Penyaji yang pertama dengan judul Tari Tampah Terompah koreografi Putri Faza dari Tari USF UMS Solo dengan sinopsis karya “Menceritakan kegiatan sehari-hari selayaknya anak pada umurnya yaitu bermain tetapi tidak lupa juga akan tugasnya membantu orang tua”. Terdapat 5 penari cantik dengan menggunakan baju seperti kebaya berwarna hijau, jarik pendek, serta dalaman celana berwarna hitam, dipadukan dengan aksesoris yang simpel. Tarian yang membawa properti tampah dan bakiak ini sudah cukup bagus tetapi ada beberapa gerakan yang kurang kompak, kurang bersemangat, tidak tau mana gerakan yang berpower atau memang gerakan halus, dan durasinya cukup lama jadi membuat penonton merasa bosan.

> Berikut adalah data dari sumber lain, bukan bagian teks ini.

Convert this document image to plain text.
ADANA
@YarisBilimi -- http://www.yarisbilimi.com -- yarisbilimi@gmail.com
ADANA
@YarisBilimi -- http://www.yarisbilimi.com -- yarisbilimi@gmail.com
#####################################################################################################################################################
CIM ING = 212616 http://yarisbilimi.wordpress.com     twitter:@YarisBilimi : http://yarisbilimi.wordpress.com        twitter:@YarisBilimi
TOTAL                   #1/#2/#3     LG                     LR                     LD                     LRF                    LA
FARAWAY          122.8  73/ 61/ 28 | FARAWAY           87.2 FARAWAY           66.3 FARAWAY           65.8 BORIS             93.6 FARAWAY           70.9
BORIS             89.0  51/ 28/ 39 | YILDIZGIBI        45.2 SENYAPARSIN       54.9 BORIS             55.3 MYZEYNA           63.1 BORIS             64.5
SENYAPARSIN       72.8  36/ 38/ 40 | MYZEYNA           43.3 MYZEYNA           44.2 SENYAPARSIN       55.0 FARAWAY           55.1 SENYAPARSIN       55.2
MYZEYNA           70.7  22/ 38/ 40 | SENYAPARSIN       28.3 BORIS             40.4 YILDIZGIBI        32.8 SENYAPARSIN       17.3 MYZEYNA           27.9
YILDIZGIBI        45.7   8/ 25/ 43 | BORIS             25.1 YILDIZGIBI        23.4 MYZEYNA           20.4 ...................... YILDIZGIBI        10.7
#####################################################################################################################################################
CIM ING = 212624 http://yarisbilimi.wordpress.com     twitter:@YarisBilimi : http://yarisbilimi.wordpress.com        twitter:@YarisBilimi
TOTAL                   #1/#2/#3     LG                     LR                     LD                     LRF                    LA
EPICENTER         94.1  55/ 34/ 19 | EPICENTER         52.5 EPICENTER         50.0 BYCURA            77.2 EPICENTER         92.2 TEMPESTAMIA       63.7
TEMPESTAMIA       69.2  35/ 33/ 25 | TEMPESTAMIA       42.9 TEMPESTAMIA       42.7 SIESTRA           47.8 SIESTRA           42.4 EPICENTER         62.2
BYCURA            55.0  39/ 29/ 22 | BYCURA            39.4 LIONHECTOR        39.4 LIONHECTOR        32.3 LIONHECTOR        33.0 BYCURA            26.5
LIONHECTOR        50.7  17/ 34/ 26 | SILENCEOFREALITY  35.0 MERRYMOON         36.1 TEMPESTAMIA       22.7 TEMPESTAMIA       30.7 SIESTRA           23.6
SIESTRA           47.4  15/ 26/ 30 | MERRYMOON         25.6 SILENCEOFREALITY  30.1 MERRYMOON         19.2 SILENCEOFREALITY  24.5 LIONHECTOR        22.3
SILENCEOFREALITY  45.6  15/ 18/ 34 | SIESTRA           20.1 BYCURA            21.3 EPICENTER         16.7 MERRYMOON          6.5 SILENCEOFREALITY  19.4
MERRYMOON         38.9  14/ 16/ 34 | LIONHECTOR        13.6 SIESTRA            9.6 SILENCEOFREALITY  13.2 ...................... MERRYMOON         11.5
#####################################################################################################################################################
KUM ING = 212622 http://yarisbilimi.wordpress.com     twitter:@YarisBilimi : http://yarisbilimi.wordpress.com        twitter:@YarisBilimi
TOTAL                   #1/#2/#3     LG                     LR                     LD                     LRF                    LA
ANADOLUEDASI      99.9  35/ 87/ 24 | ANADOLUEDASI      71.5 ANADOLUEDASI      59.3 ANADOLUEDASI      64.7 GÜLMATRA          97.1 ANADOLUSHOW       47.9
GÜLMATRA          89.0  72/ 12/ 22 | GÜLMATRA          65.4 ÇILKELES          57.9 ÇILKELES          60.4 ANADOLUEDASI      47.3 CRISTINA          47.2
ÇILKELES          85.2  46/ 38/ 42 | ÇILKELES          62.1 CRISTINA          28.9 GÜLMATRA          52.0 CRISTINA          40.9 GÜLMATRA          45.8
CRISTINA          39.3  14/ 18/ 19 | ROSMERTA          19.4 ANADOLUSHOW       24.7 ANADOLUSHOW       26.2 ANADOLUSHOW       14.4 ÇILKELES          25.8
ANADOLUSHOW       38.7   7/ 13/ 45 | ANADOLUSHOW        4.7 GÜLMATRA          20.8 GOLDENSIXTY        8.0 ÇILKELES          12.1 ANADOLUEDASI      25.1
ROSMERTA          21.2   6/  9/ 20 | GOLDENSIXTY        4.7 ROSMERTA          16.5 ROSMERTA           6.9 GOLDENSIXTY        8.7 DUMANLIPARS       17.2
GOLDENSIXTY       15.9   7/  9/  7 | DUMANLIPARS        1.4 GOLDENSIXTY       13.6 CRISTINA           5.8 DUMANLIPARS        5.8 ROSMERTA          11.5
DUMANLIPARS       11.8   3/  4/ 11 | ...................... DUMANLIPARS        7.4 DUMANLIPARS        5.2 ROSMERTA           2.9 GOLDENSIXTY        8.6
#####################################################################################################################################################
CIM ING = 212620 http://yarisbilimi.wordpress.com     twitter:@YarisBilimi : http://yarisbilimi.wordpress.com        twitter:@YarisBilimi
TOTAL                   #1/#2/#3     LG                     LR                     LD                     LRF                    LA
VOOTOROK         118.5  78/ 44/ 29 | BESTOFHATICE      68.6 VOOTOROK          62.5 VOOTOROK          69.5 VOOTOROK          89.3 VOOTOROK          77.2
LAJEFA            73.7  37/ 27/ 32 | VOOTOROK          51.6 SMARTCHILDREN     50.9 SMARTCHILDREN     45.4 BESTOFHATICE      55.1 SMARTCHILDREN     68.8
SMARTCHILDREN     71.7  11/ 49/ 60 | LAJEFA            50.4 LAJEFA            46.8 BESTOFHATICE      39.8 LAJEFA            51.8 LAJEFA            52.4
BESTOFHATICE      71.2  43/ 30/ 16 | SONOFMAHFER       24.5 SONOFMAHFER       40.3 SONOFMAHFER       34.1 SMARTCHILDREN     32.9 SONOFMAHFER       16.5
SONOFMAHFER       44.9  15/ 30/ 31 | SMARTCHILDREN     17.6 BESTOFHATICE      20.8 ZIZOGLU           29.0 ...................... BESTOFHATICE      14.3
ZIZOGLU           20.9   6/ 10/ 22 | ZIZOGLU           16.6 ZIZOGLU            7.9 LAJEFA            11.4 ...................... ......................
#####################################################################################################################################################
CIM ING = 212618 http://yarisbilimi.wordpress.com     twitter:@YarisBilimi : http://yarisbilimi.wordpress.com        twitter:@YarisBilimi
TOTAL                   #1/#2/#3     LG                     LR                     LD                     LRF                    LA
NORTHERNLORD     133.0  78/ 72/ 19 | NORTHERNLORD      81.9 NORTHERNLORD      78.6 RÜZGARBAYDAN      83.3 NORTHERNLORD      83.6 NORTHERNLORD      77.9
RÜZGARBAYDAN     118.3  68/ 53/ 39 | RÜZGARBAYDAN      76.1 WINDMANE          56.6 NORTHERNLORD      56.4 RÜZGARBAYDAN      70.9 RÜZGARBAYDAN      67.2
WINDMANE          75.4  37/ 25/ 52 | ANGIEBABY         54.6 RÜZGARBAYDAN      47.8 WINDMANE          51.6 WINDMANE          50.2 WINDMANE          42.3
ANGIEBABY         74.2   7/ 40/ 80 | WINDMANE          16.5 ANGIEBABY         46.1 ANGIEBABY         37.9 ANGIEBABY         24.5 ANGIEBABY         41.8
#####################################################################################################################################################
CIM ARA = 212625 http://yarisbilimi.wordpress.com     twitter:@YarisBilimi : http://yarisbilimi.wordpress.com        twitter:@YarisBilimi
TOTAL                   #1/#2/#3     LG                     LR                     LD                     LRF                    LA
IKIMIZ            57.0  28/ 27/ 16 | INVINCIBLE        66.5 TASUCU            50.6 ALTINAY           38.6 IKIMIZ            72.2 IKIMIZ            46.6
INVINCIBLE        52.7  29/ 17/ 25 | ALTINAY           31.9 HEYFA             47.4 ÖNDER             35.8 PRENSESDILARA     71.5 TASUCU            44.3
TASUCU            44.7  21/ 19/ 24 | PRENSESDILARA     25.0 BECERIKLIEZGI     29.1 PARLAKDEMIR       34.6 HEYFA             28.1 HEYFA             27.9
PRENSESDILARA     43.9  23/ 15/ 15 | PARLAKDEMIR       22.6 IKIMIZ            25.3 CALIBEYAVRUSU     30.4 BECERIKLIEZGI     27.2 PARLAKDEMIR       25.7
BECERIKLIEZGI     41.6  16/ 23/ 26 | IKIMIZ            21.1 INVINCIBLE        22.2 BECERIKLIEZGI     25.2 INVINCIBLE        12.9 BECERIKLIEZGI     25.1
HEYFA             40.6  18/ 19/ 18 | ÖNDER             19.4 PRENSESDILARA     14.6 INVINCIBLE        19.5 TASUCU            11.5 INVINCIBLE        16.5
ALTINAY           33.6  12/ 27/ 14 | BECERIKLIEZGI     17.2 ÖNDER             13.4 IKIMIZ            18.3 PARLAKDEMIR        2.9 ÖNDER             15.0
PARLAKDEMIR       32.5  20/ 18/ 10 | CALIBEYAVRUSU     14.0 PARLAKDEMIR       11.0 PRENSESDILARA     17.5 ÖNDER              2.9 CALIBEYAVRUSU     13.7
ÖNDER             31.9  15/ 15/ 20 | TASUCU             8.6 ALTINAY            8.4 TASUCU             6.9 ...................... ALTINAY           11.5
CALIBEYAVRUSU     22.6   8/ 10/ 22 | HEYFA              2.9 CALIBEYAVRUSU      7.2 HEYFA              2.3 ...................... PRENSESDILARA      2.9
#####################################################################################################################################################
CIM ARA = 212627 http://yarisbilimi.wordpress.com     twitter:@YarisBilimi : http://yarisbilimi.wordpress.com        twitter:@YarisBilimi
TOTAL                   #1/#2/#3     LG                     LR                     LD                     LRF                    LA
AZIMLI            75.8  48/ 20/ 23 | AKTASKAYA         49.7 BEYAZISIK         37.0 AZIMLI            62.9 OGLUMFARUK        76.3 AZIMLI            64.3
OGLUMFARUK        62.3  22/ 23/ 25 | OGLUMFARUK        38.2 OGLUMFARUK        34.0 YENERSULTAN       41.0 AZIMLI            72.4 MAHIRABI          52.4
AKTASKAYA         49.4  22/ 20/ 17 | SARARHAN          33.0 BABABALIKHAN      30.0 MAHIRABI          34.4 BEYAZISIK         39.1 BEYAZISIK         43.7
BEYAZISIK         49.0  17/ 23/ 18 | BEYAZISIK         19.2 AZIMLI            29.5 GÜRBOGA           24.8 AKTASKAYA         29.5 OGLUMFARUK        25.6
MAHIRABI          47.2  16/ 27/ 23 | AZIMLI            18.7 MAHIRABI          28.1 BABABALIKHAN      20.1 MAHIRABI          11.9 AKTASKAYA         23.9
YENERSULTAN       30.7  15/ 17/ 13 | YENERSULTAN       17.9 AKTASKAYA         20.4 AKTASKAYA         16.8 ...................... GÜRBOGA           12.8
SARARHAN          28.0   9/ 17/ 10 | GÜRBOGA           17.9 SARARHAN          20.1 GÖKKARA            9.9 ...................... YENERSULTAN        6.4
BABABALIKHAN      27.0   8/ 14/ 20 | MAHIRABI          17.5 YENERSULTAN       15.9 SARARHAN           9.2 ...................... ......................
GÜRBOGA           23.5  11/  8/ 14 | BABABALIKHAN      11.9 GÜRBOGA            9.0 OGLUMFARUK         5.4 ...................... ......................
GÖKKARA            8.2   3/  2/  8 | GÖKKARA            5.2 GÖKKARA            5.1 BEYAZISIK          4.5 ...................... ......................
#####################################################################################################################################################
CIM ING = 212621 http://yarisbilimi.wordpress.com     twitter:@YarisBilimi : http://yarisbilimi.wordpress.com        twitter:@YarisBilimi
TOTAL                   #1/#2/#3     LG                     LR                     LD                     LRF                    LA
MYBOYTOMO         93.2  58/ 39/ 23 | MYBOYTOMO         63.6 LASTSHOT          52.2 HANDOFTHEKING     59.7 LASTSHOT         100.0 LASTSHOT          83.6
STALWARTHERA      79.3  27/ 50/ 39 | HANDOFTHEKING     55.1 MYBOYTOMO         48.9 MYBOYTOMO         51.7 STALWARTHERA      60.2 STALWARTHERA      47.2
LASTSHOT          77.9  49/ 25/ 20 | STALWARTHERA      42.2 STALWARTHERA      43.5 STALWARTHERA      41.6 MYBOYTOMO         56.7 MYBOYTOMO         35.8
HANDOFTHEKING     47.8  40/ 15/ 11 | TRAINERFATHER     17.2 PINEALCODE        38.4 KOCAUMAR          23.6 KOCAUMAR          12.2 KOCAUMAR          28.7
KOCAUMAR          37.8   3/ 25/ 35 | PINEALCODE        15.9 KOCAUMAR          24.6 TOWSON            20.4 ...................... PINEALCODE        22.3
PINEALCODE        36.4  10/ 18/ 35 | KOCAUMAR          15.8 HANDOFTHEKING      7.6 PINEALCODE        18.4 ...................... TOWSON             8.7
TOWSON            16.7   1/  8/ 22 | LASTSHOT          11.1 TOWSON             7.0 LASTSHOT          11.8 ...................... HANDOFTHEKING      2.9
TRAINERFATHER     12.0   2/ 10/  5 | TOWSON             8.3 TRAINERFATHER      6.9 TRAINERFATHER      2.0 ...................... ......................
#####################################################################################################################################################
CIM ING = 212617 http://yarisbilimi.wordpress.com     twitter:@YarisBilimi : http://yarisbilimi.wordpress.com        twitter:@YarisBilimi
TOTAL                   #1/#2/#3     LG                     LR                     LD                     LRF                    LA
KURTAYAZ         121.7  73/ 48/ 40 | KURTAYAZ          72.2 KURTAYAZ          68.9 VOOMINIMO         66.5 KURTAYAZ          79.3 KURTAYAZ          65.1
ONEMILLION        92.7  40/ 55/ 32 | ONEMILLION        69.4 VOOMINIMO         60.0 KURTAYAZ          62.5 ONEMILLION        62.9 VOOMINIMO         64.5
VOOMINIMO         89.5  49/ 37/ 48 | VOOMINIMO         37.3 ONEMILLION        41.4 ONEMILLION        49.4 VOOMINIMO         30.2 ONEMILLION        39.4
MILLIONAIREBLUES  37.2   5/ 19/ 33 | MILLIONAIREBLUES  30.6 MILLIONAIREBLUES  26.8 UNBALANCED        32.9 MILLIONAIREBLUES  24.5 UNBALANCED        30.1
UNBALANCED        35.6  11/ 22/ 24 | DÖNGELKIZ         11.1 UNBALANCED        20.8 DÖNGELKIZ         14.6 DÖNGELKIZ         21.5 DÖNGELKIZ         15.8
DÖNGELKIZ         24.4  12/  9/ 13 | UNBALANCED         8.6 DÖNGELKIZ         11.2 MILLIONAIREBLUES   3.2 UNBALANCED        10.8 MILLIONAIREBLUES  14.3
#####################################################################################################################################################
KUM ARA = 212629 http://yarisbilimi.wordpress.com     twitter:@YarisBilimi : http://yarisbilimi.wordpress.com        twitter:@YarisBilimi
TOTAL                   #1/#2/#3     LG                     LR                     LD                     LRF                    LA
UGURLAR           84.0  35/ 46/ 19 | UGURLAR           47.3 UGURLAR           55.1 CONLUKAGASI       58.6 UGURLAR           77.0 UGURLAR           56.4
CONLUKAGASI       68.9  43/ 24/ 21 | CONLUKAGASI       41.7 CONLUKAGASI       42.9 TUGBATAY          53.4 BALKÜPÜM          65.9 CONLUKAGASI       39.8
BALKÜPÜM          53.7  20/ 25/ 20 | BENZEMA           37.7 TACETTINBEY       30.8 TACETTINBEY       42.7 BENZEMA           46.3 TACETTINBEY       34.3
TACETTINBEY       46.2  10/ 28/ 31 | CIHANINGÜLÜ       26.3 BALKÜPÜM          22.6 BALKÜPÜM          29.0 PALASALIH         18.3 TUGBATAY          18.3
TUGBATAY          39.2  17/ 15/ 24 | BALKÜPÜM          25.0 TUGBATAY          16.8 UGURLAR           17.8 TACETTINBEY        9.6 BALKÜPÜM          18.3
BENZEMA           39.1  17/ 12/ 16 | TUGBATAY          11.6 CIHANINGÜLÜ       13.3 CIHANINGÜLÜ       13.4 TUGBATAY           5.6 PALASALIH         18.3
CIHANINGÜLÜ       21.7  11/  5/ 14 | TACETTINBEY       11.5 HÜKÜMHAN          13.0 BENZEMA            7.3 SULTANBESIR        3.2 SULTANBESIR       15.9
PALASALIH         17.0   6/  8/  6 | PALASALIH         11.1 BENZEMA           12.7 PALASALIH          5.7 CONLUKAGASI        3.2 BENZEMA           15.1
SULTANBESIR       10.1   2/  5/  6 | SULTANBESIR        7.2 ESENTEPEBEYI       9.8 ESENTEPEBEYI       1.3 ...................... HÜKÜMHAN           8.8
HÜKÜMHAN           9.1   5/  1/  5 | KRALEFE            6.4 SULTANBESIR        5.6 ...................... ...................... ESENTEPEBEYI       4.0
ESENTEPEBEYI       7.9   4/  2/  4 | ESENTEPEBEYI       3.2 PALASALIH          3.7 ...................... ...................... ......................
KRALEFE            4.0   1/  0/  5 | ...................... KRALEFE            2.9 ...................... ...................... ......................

Penyaji yang kedua dengan judul Sineger Tengah koreografi Dilan Ardiansyah dari Bandung dengan sinopsis karya “Tubuh memiliki dinamika dengan berbagai elemen pergerakan yang terjadi dalam kehidupan dimensi menjadi kontradiksi yang meliputi berbagai permasalahan antara tubuh, benda, dan ruang menjadi titik batas koordinasi”. Dibawakan dengan 2 penari yang membawa properti sebuah bambu yang besar, dan menggunakan dress hitam  dan kemeja hitam. Penampilan kedua ini tidak menggunakan musik sama sekali jadi penonton kurang bisa memahami makna dari setiap gerakan tersebut. 

Penyaji ketiga dengan judul Bounce koreografer Ayu Fatimah dari Solo dengan sinopsis karya “Refleksi dari sebuah perjalanan yang mengeksplorasi teknik, gerak, kekuatan kaki, dan dipadukan dengan teknik gerak memantul”. Terdapat 4 penari cantik dengan menggunakan baju coklat pendek dan celana pendek berwarna kulit. Dengan paduan musik yang energik menjadikan penari berekspresi dengan tatapan tajam. Tarian ini menjadi penyaji terakhir yang sangat bagus, kekompakan gerakan ketika memantul juga bareng,membuat suasananya menjadi tegang dan membuat penonton tidak merasa bosan.